The return value always becomes `context.current`.

This is the default workhorse method. Most flows are easiest to read when they are mostly made of `step(...)` with occasional `collect(...)` and `map(...)` where batching is truly needed.

## `map(fn, use=None, save_as=None, label=None)`

Map one callable across the current batch.

```python
flow = flow.collect(extensions=[".pdf"])
flow = flow.map(fn=validate_pdf)
flow = flow.map(fn=validate_pdf_with_context, label="Validate Pdf")
```

```python
def validate_pdf(file_ref):
    return {"name": file_ref.name, "ok": file_ref.exists()}


def validate_pdf_with_context(context, file_ref):
    return {"flow": context.flow_name, "name": file_ref.name}
```

Rules:

- `map()` expects the current value to be iterable
- `fn` may accept either `(item)` or `(context, item)`
- the mapped results are returned as a `Batch`
- `map()` raises when the current batch is empty
- `use=`, `save_as=`, and `label=` work the same way they do for `step()`

Reach for `map(...)` when the same callable should run once per collected item. If the callable should reason about the whole collection, switch back to a normal `step(...)`.

## `step_each(fn, use=None, save_as=None, label=None)`

`step_each(...)` is an alias for `map(...)`.

Use whichever reads better in the flow module:

```python
flow = flow.map(fn=read_claims)
flow = flow.step_each(fn=read_claims)
```

## `collect(extensions, root=None, recursive=False, use=None, save_as=None, label=None)`

Collect matching files into a `Batch` of `FileRef` items.

```python
flow = flow.collect(extensions=[".xlsx"])
flow = flow.collect(extensions=[".pdf"], recursive=True)
```

Behavior:

- uses `root=` when provided
- otherwise falls back to `context.source.root`
- returns a `Batch` of `FileRef` items
- each item exposes `.name`, `.path`, `.stem`, `.suffix`, and `.parent`

If `root=` is omitted, the runtime falls back to the current source root. That is often the cleanest choice for poll or scheduled batch flows already bound to a source.

## `run_once()`

Run the flow one time and return the completed contexts.

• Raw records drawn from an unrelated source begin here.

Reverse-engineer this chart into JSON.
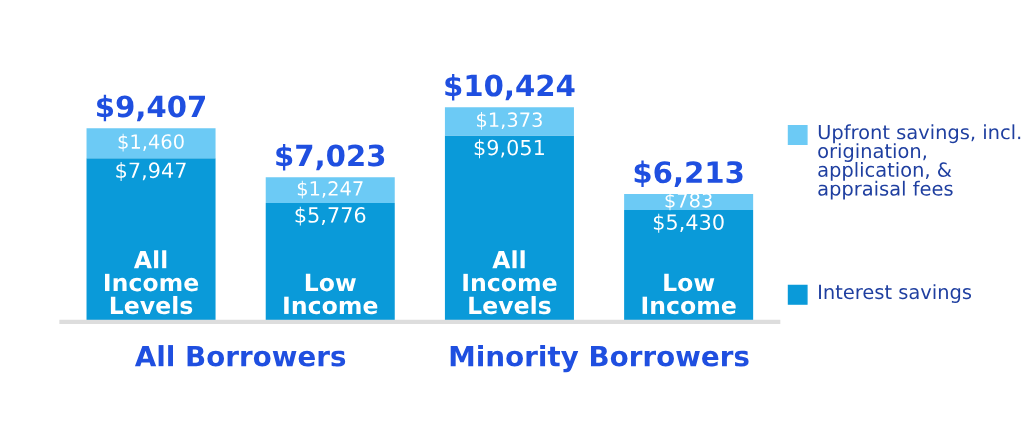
{
  "chart_data": {
    "type": "bar",
    "stacked": true,
    "categories": [
      "All Income Levels",
      "Low Income",
      "All Income Levels",
      "Low Income"
    ],
    "series": [
      {
        "name": "Interest savings",
        "color": "#0a9ad9",
        "values": [
          7947,
          5776,
          9051,
          5430
        ],
        "value_labels": [
          "$7,947",
          "$5,776",
          "$9,051",
          "$5,430"
        ]
      },
      {
        "name": "Upfront savings, incl. origination, application, & appraisal fees",
        "color": "#6ccaf5",
        "values": [
          1460,
          1247,
          1373,
          783
        ],
        "value_labels": [
          "$1,460",
          "$1,247",
          "$1,373",
          "$783"
        ]
      }
    ],
    "totals": [
      "$9,407",
      "$7,023",
      "$10,424",
      "$6,213"
    ],
    "annotations": [
      "All Borrowers",
      "Minority Borrowers"
    ],
    "legend": "right"
  }
}
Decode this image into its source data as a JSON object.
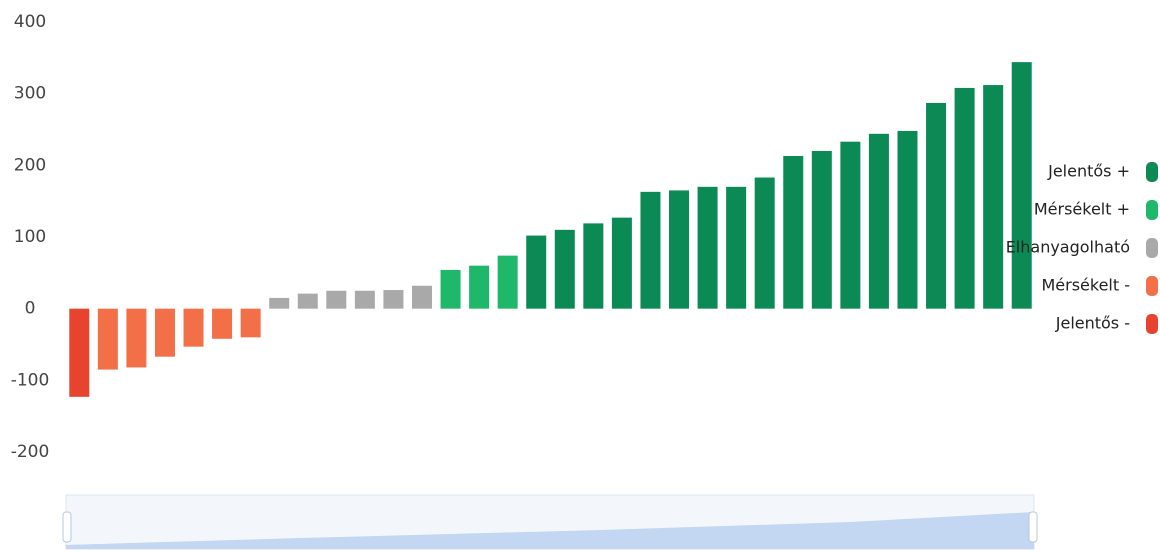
{
  "chart_data": {
    "type": "bar",
    "categories": [
      null,
      null,
      null,
      null,
      null,
      null,
      null,
      null,
      null,
      null,
      null,
      null,
      null,
      null,
      null,
      null,
      null,
      null,
      null,
      null,
      null,
      null,
      null,
      null,
      null,
      null,
      null,
      null,
      null,
      null,
      null,
      null,
      null,
      null
    ],
    "series": [
      {
        "name": "Jelentős +",
        "color": "#0b8a56",
        "values": [
          null,
          null,
          null,
          null,
          null,
          null,
          null,
          null,
          null,
          null,
          null,
          null,
          null,
          null,
          null,
          null,
          102,
          110,
          119,
          127,
          163,
          165,
          170,
          170,
          183,
          213,
          220,
          233,
          244,
          248,
          287,
          308,
          312,
          344
        ]
      },
      {
        "name": "Mérsékelt +",
        "color": "#1fb86b",
        "values": [
          null,
          null,
          null,
          null,
          null,
          null,
          null,
          null,
          null,
          null,
          null,
          null,
          null,
          54,
          60,
          74,
          null,
          null,
          null,
          null,
          null,
          null,
          null,
          null,
          null,
          null,
          null,
          null,
          null,
          null,
          null,
          null,
          null,
          null
        ]
      },
      {
        "name": "Elhanyagolható",
        "color": "#a9a9a9",
        "values": [
          null,
          null,
          null,
          null,
          null,
          null,
          null,
          15,
          21,
          25,
          25,
          26,
          32,
          null,
          null,
          null,
          null,
          null,
          null,
          null,
          null,
          null,
          null,
          null,
          null,
          null,
          null,
          null,
          null,
          null,
          null,
          null,
          null,
          null
        ]
      },
      {
        "name": "Mérsékelt -",
        "color": "#f26f47",
        "values": [
          null,
          -85,
          -82,
          -67,
          -53,
          -42,
          -40,
          null,
          null,
          null,
          null,
          null,
          null,
          null,
          null,
          null,
          null,
          null,
          null,
          null,
          null,
          null,
          null,
          null,
          null,
          null,
          null,
          null,
          null,
          null,
          null,
          null,
          null,
          null
        ]
      },
      {
        "name": "Jelentős -",
        "color": "#e8432e",
        "values": [
          -123,
          null,
          null,
          null,
          null,
          null,
          null,
          null,
          null,
          null,
          null,
          null,
          null,
          null,
          null,
          null,
          null,
          null,
          null,
          null,
          null,
          null,
          null,
          null,
          null,
          null,
          null,
          null,
          null,
          null,
          null,
          null,
          null,
          null
        ]
      }
    ],
    "ylim": [
      -200,
      400
    ],
    "yticks": [
      400,
      300,
      200,
      100,
      0,
      -100,
      -200
    ],
    "grid": false,
    "legend": "right"
  }
}
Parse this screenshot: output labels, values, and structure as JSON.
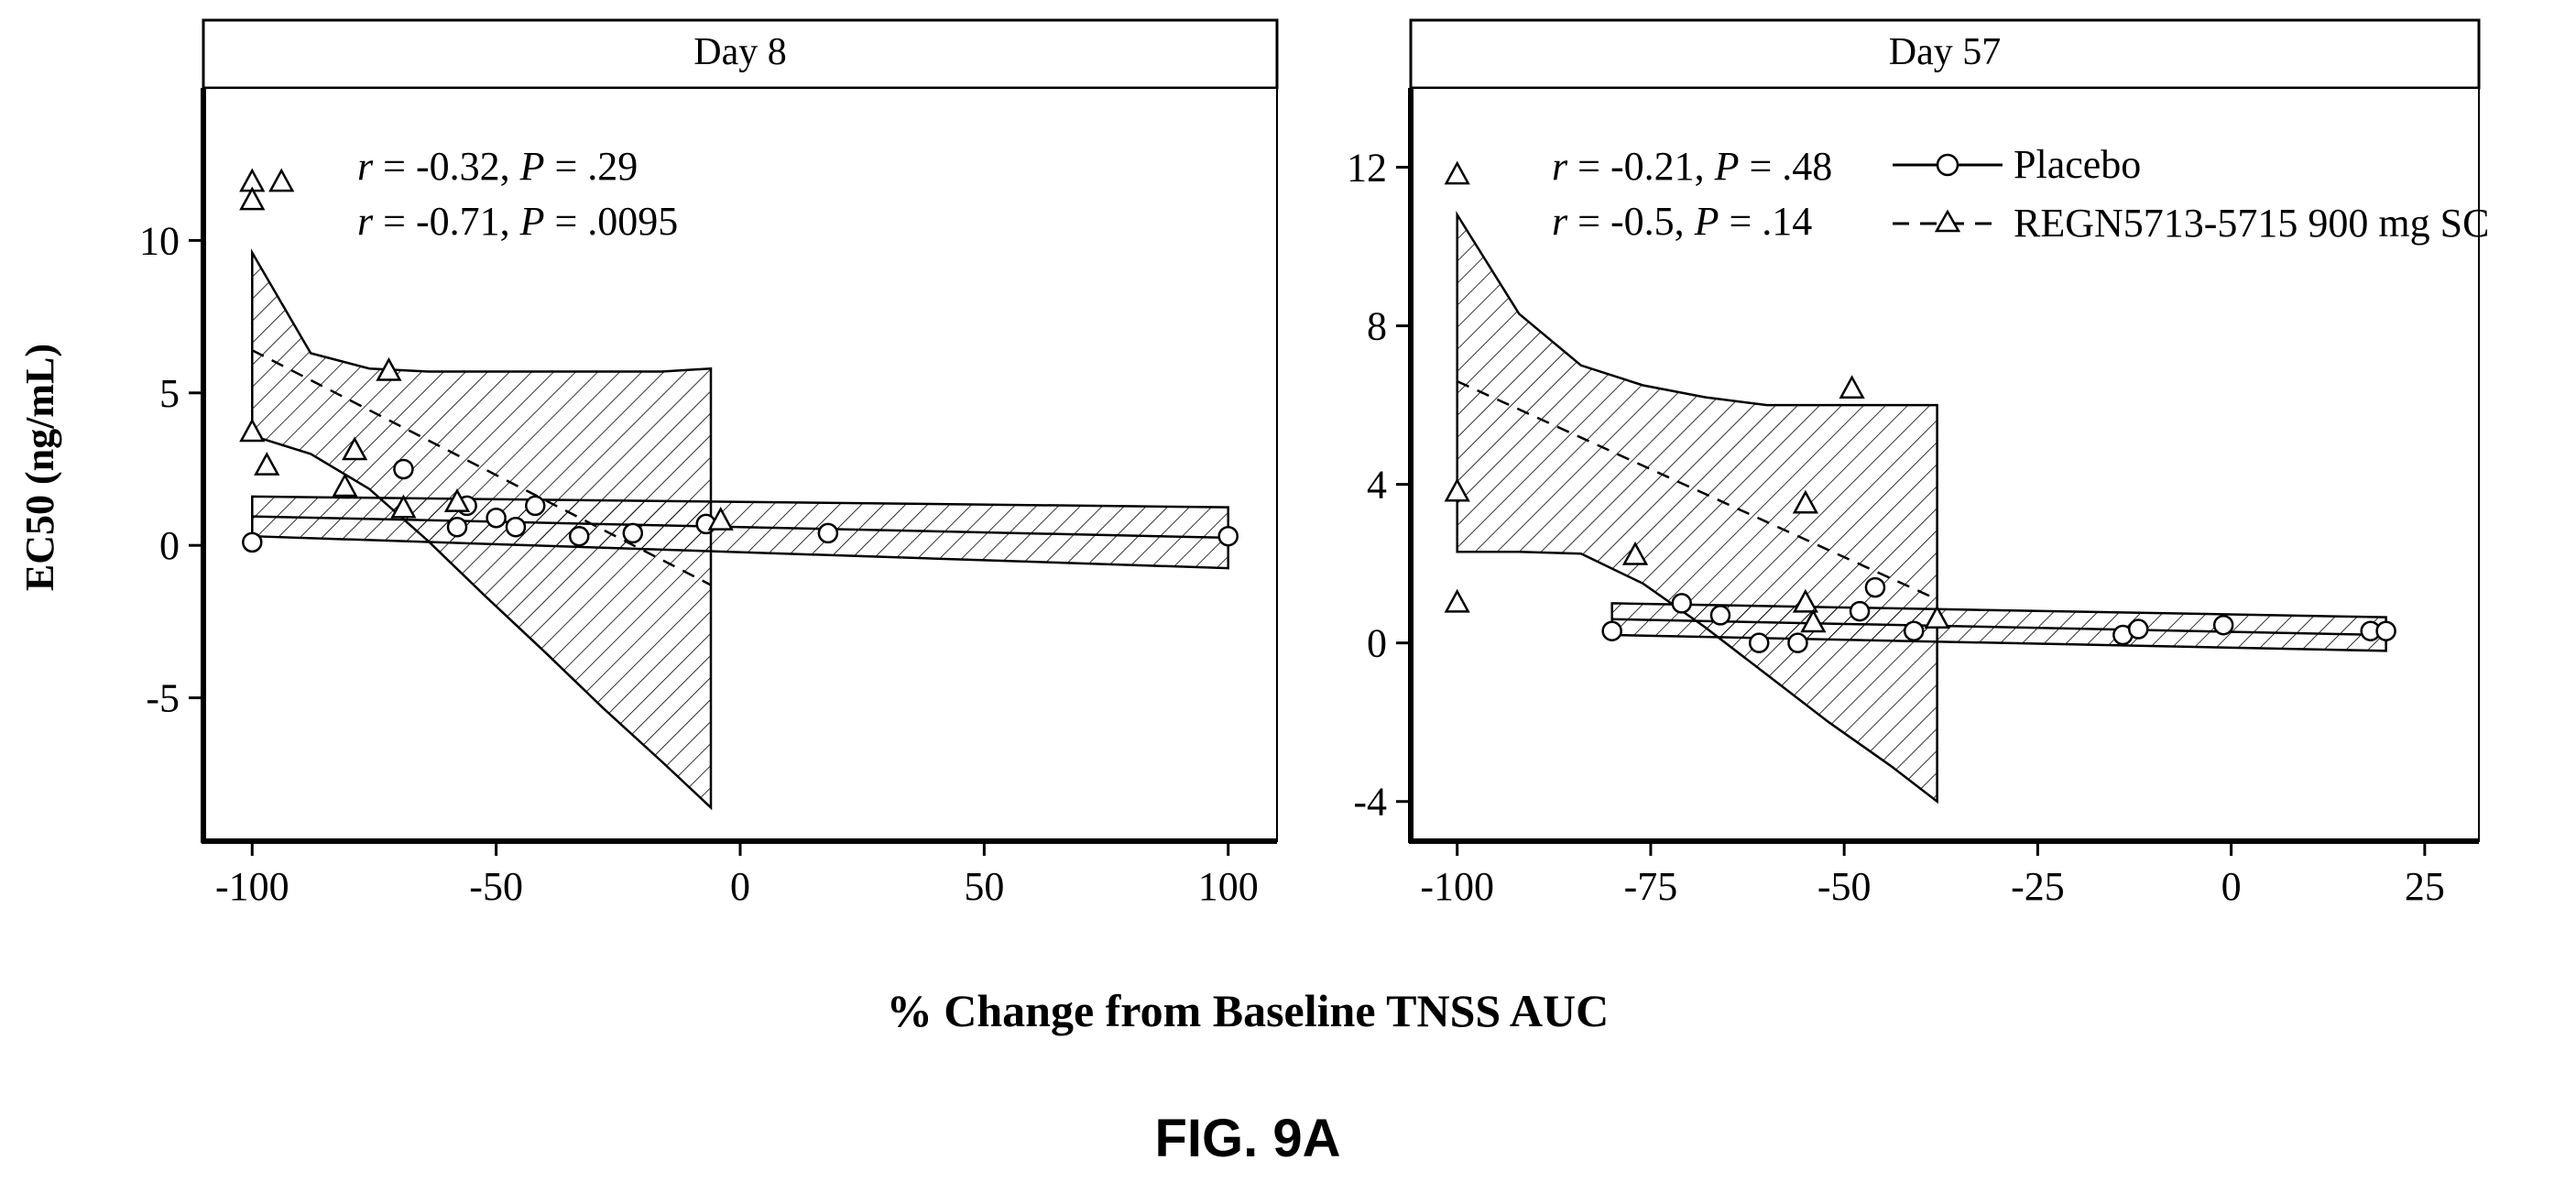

Use this when you want a one-off Python-driven execution.

## `run()`

Start continuous execution for watched poll or schedule flows.

This is the entrypoint behind long-lived runtime behavior.

## `preview(use=None)`

Run one flow for notebook inspection and return a real object.

```python
build().preview()
build().preview(use="raw_df").head(10)
build().preview(use="claim_frames")
```

Behavior:

- without `use=`, returns the final `context.current`
- with `use="name"`, runs only until `save_as="name"` exists
- returns the real saved object, so dataframe methods like `.head(10)` work naturally
- avoids running later write/debug steps once the requested saved object is available
- if a poll flow has several startup source files, preview uses the first deterministic source candidate for notebook inspection

`preview(...)` is especially useful while authoring notebook-backed flows because it lets you stop at a meaningful intermediate and inspect it directly.
If you want the final one-off result itself, use `preview()` without `use=`.